Human rights watchdog Viasna which keeps track of politically motivated prosecutions currently recognizes 1,488 Belarusians as political prisoners.
The real numbers are likely to be higher as families choose not to report their cases, fearing to harm their relatives in custody. Volha Harbunova says that the real number of political prisoners is closer to 5,000.
Lukashenko cracks down on Catholic Church
After Archbishop Claudio Gugerotti, special envoy of the Pope visited Belarus in early July, Minsk further deepened the repressions against the Catholic Church.
On July 18, state authorities searched the Minsk Archcathedral in the capital's downtown.
According to the Polish-backed TV channel Belsat, the priests were beaten during the searches. The official reason for the investigation is undisclosed.
Priest Uladzislau Beladzied, a recent grad from a local seminary, spent 45 days behind bars before the search. In May, law enforcers launched a criminal investigation against him.
Pastor Antony Klimantovich became the subject of a smear campaign on state TV and was forced to resign and move to a small Catholic Church in Zaslaue.
According to the Christian Vision project, documenting the repressions against religious groups, 55 Christian priests have faced prosecution since 2020. The majority of them were Catholic.

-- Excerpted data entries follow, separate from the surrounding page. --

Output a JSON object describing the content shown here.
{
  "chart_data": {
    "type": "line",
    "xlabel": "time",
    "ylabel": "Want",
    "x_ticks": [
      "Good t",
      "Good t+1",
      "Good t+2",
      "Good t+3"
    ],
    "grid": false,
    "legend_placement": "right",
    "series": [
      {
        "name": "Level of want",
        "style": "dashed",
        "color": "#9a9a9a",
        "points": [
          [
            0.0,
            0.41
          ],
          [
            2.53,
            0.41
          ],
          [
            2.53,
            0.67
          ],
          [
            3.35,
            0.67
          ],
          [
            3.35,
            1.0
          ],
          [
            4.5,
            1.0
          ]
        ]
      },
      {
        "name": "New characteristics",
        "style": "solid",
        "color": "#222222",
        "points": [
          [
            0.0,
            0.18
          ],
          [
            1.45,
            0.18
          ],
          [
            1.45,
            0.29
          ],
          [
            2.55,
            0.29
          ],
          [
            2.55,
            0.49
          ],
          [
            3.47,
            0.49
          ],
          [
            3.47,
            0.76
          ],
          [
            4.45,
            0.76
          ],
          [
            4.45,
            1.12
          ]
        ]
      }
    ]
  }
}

The Belarusian Catholic Church defended the Belarusian people during the protests of 2020. Archbishop Tadeusz Kondrusiewicz addressed the authorities demanding to stop the violence and release all political prisoners detained during the protests.
In response, the Belarusian regime blocked Kondrusiewicz, a Belarusian citizen, from returning to the country until he resigned from his post. In 2021, the authorities seized his church.
Five Belarusian fighters killed in action in Ukraine
On July 31, two Belarusian formations within the Ukrainian army reported losses in their ranks.
Without publishing the names of those killed, Pahonia Detachment claimed one fighter was killed, and the Kastuś Kalinoŭski Regiment reported four Belarusians within the Litvin and Volat battalions killed in action.
Since the beginning of the Russian war against Ukraine, a reported 1,500 Belarusian volunteers have been fighting for Ukraine. Belarusian volunteers face imprisonment in Belarus, while Lukashenko's regime persecutes their friends and families.
The real independence day
The Spotlight segment provides readers with the historical context of contemporary events in Belarus.
On July 27, 1990, the Supreme Council (Viarkhouny Saviet) of the Belarusian Soviet Socialist Republic adopted the Declaration of State Sovereignty.
Although remaining a document with no legal power at the moment, the declaration was a crucial event in Belarusian history.
The document proclaimed the sovereignty of Belarus and proclaimed the supremacy of the republican laws over those of the Soviet, declaring that no political party or individual could speak on behalf of the people other than the elected local Supreme Council.
According to the document, Belarus obtained the right to have its own army and police, as well as an independent foreign policy.
Belarus was proclaimed a neutral and nuclear-free state.
A significant role in the document's creation belonged to the Belarusian People's Front (BNF), a pro-independence organization set to spark a national revival in Belarus.
The organization managed to secure 27 seats in the 360-seated Supreme Council, thus forming a parliamentary fraction that advocated for an even more radical version of the declaration.
A year later, on Aug. 25, 1991, after an attempted coup in Moscow, the declaration was proclaimed the country's new constitution, formalizing the full independence of the sovereign Republic of Belarus.
Belarus celebrated its independence on July 27 for the next four years until Lukashenko proposed changing it to July 3, commemorating Minsk being liberated from Nazi Germany in 1944.